Nedeni herhalde Müzeyyen Senar’ın kaybı.
Taş plak dönemine.
Oradan dönüp mahalleme geldim.
Eski Üsküdar
Ahşap evler.
Tahtadan yani.
Tahtakurusu da bu evlerin vazgeçilmezi idi.
Tahtakurusunun önemli özelliği yalnızca memelilerden ve kuşlardan kan emmesidir. Kan emmek için geceleri konukçularına yanaşırlar. Diğer zamanlarda ışıktan korunmuş yerlerde saklanırlar.
Genç dostlarım beni affetsin, o tarihlerde sıkı bir tahtakurusu avcısı idim.
O zamanlar sadece ana babanın karyolası vardı . Gerisi ya divanda ya yer yatağında yatardı.

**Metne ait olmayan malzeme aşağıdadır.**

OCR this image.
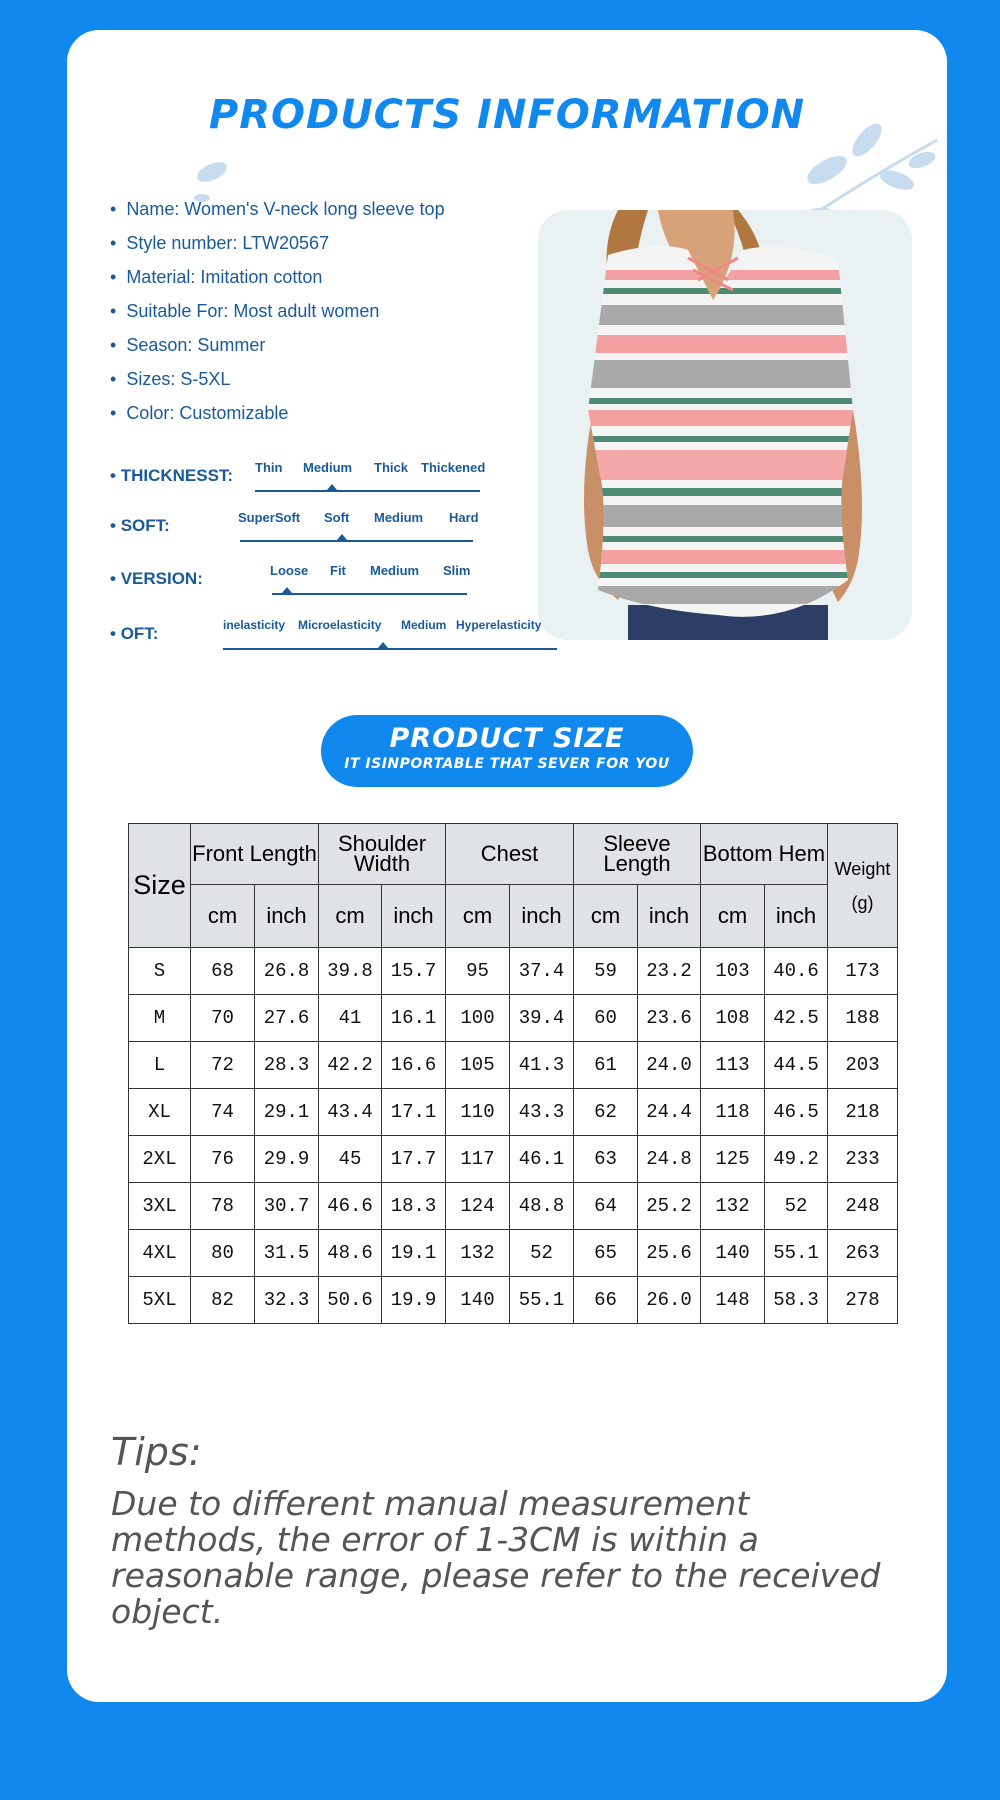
PRODUCTS INFORMATION
• Name: Women's V-neck long sleeve top
• Style number: LTW20567
• Material: Imitation cotton
• Suitable For: Most adult women
• Season: Summer
• Sizes: S-5XL
• Color: Customizable
• THICKNESST: Thin Medium Thick Thickened
• SOFT:	SuperSoft Soft Medium Hard
• VERSION:	Loose Fit Medium Slim
• OFT:	inelasticity Microelasticity Medium Hyperelasticity
PRODUCT SIZE
IT ISINPORTABLE THAT SEVER FOR YOU
Size	Front Length		Shoulder Width		Chest		Sleeve Length		Bottom Hem		Weight (g)
	cm	inch	cm	inch	cm	inch	cm	inch	cm	inch	
S	68	26.8	39.8	15.7	95	37.4	59	23.2	103	40.6	173
M	70	27.6	41	16.1	100	39.4	60	23.6	108	42.5	188
L	72	28.3	42.2	16.6	105	41.3	61	24.0	113	44.5	203
XL	74	29.1	43.4	17.1	110	43.3	62	24.4	118	46.5	218
2XL	76	29.9	45	17.7	117	46.1	63	24.8	125	49.2	233
3XL	78	30.7	46.6	18.3	124	48.8	64	25.2	132	52	248
4XL	80	31.5	48.6	19.1	132	52	65	25.6	140	55.1	263
5XL	82	32.3	50.6	19.9	140	55.1	66	26.0	148	58.3	278
Tips:
Due to different manual measurement methods, the error of 1-3CM is within a reasonable range, please refer to the received object.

Yanımıza bir gaz lambası alır yakaladığımız tahtakurusunu içine atardık.
Elektrik genellikle sorunlu idi ve sigorta çok atardı.
O zaman biz sigortaya bakır tel sarardık.
Ben balık oltasına yem takmada ne kadar başarısız isem tel sarmada da o kadar kabiliyetsiz idim.
Bir süre sonra tel kayar lamba sönerdi.
Sonra bu günlere geldik
Ahşap evler yıkıldı yerlerini apartmanlar aldı.
Telli sigortalar gitti , atınca aşağı indirmenin yettiği otomatik sigortalar geldi.
Dünya nüfusu arttı da arttı.
Ama ben o günleri arıyorum.
Nedenini ise Chuck Palahniuk’ dan dinleyelim.
” Dünya nüfusu arttıkça, insan sayısı azalıyor.”